Kevin Crawford "A Breath Of Fresh Air" (Green Linnet, 1995)
Tony Cuffe "When First I Went To Caledonia" (Iona, 1988)
Tony Cuffe "Robert Burns Volume 1: The Complete Songs" (Linn Records, 1997)
Tony Cuffe "Sae Will We Yet" (Greentrax, 2003)
A lovely set of guitar instrumentals and Scottish songs. Cuffe has a nice light touch, and a warm feel for the material; stands up well next to forerunners such as Davy Graham and John Martyn. Mostly, this album is just a delight to listen to...Recommended! (Available through the Greentrax label.)
Cuig "Prospect" (Green Linnet, 2002)
A lively set of inventive, modernized Celtic tunes, mixing Irish and Northumbrian styles with a slight rock-pop undercurrent. Pretty catchy overall, with a few vocal tunes, although the instrumental work is really the main attraction. Might be a little too crossover-y for some, but basically, it's pretty straightforward traddish material, with a few nice twists. Not a "keeper" from my perspective, but certainly not bad at all.
Phil Cunningham & Aly Bain "The Pearl" (Green Linnet, 1995)
Phil Cunningham & Aly Bain "The Ruby" (Green Linnet, 1997)
Phil Cunningham & Aly Bain "Another Gem" (Compass, 2000)
Phil Cunningham & Aly Bain "Spring The Summer Long" (Whirlie Records, 2003)
Phil Cunningham & Aly Bain "The Best Of Aly And Phil" (Compass, 2004)
Phil Cunningham & Aly Bain "Another Musical Interlude" (DVD) (Dunya, 2004)
Phil Cunningham & Aly Bain "Roads Not Travelled" (Whirlie Records, 2006)
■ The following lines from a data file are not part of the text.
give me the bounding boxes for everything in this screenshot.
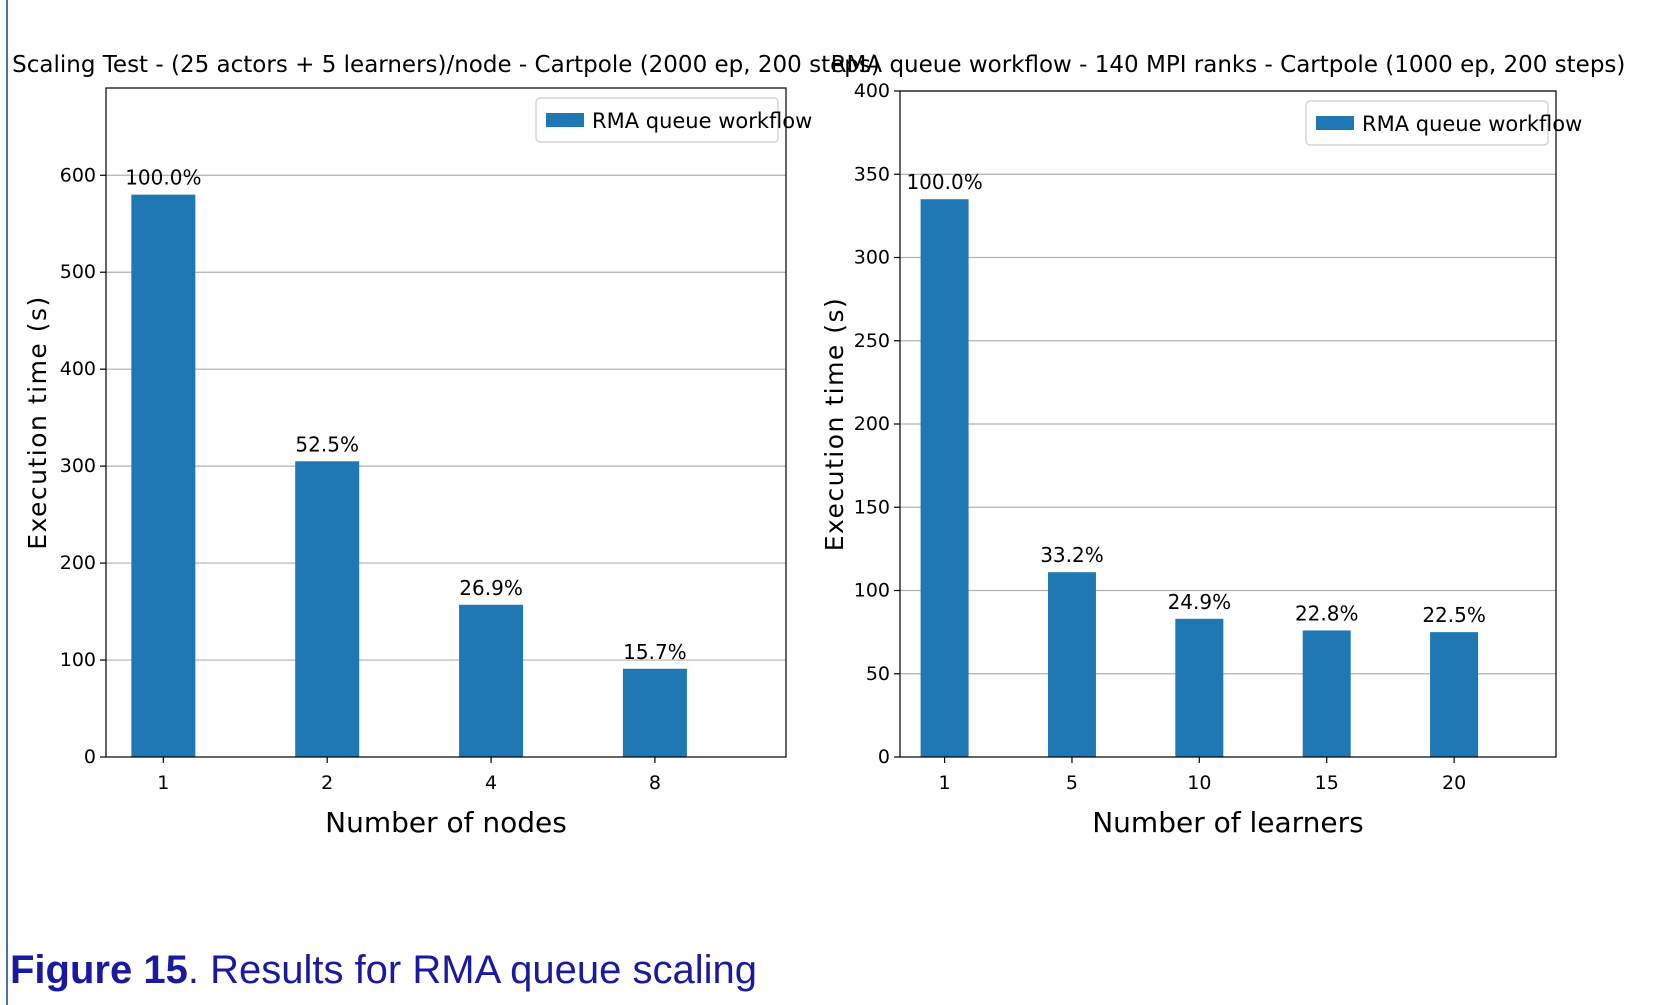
- chart1-x-tick-label: 2: [321, 772, 333, 794]
- chart1-y-tick-label: 200: [60, 552, 96, 574]
- chart1-bar: [131, 194, 196, 758]
- chart2-x-tick-label: 5: [1066, 772, 1078, 794]
- caption-text: Results for RMA queue scaling: [210, 948, 758, 992]
- chart2-data-label: 100.0%: [906, 170, 982, 194]
- chart1-data-label: 15.7%: [623, 640, 687, 664]
- chart2-legend-label: RMA queue workflow: [1362, 112, 1582, 136]
- chart1-title: Scaling Test - (25 actors + 5 learners)/…: [12, 52, 880, 78]
- chart2-y-tick-label: 150: [854, 496, 890, 518]
- chart1-y-tick-label: 500: [60, 261, 96, 283]
- chart2-x-tick-label: 15: [1315, 772, 1339, 794]
- chart1-legend-label: RMA queue workflow: [592, 109, 812, 133]
- chart2-data-label: 33.2%: [1040, 543, 1104, 567]
- chart2-data-label: 24.9%: [1168, 590, 1232, 614]
- chart1-y-axis-label: Execution time (s): [23, 295, 52, 550]
- chart1-x-tick-label: 1: [157, 772, 169, 794]
- chart1-x-tick-label: 8: [649, 772, 661, 794]
- chart1-x-axis-label: Number of nodes: [325, 806, 567, 839]
- chart2-x-tick-label: 20: [1442, 772, 1466, 794]
- chart1-bar: [622, 668, 687, 757]
- chart2-y-tick-label: 200: [854, 413, 890, 435]
- left-border: [6, 0, 8, 1005]
- chart1-plot-frame: [105, 87, 787, 758]
- chart2-y-tick-label: 350: [854, 163, 890, 185]
- chart2-y-tick-label: 0: [878, 746, 890, 768]
- charts-canvas: 100.0%52.5%26.9%15.7%0100200300400500600…: [12, 52, 1626, 839]
- chart2-title: RMA queue workflow - 140 MPI ranks - Car…: [831, 52, 1626, 78]
- chart2-y-tick-label: 50: [866, 663, 890, 685]
- chart2-data-label: 22.5%: [1422, 603, 1486, 627]
- chart1-bar: [459, 604, 524, 757]
- chart1-y-tick-label: 100: [60, 649, 96, 671]
- chart2-x-tick-label: 1: [939, 772, 951, 794]
- chart1-y-tick-label: 600: [60, 164, 96, 186]
- chart1-y-tick-label: 0: [84, 746, 96, 768]
- chart2-bar: [1175, 618, 1224, 757]
- figure-caption: Figure 15. Results for RMA queue scaling: [10, 948, 757, 993]
- chart2-bar: [1302, 630, 1351, 757]
- chart2-y-tick-label: 100: [854, 580, 890, 602]
- chart2-y-tick-label: 300: [854, 247, 890, 269]
- chart2-x-axis-label: Number of learners: [1092, 806, 1364, 839]
- chart1-data-label: 52.5%: [295, 432, 359, 456]
- chart2-y-tick-label: 250: [854, 330, 890, 352]
- chart2-bar: [1430, 632, 1479, 757]
- chart2-legend-box: [1305, 100, 1549, 146]
- chart1-data-label: 100.0%: [125, 166, 201, 190]
- chart1-bar: [295, 461, 360, 757]
- chart1-data-label: 26.9%: [459, 576, 523, 600]
- caption-separator: .: [187, 948, 211, 992]
- chart1-legend-box: [535, 97, 779, 143]
- chart1-y-tick-label: 400: [60, 358, 96, 380]
- caption-label: Figure 15: [10, 948, 188, 992]
- chart2-y-tick-label: 400: [854, 80, 890, 102]
- chart2-y-axis-label: Execution time (s): [820, 297, 849, 552]
- chart1-y-tick-label: 300: [60, 455, 96, 477]
- chart2-legend-swatch: [1316, 116, 1354, 130]
- chart2-data-label: 22.8%: [1295, 601, 1359, 625]
- chart2-x-tick-label: 10: [1187, 772, 1211, 794]
- chart1-legend-swatch: [546, 113, 584, 127]
- chart2-bar: [1047, 572, 1096, 757]
- chart1-x-tick-label: 4: [485, 772, 497, 794]
- chart2-bar: [920, 199, 969, 758]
The Cut And Dry Band "The Wind In The Reeds: The Northumbrian Smallpipes" (Topic, 2001)
(Produced by Tony Engle)
A musical feast for fans of Northumbrian music, and in particular of the "small pipes," a distinctive bagpipe-ish instrument peculiar to that region of Northern England. This band features five(!) pipe players, Colin Ross, Jim Hall, Alistair Anderson, Anthony Robb, and Carole Robb, with various members contributing a bit of fiddle or concertina as well. This reissue CD combines songs from two albums by the band, Cut And Dry Dolly from 1976 and Cut And Dry #2, from 1980... It is frequently mistaken for a various-artists collection, but is actually just the work of the Cut And Dry Band. Odd stuff, but marvelous as well.
Gordon Cutty/Tommy Williams "Masters Of The Concertina" (Free Reed, 2007)
A twofer reissue of a pair of albums by two separate artists, Gordon Cutty's A Grand Old Fashioned Dance and Tommy Williams' on Springtime In Battersea, each with simple, stripped-down concertina instrumentals of the sort one might have heard in English alehouses in decades and centuries gone by... The CD reissue includes artist interviews as bonus tracks. Probably for hardcore concertina enthusiasts only. (And there are many!)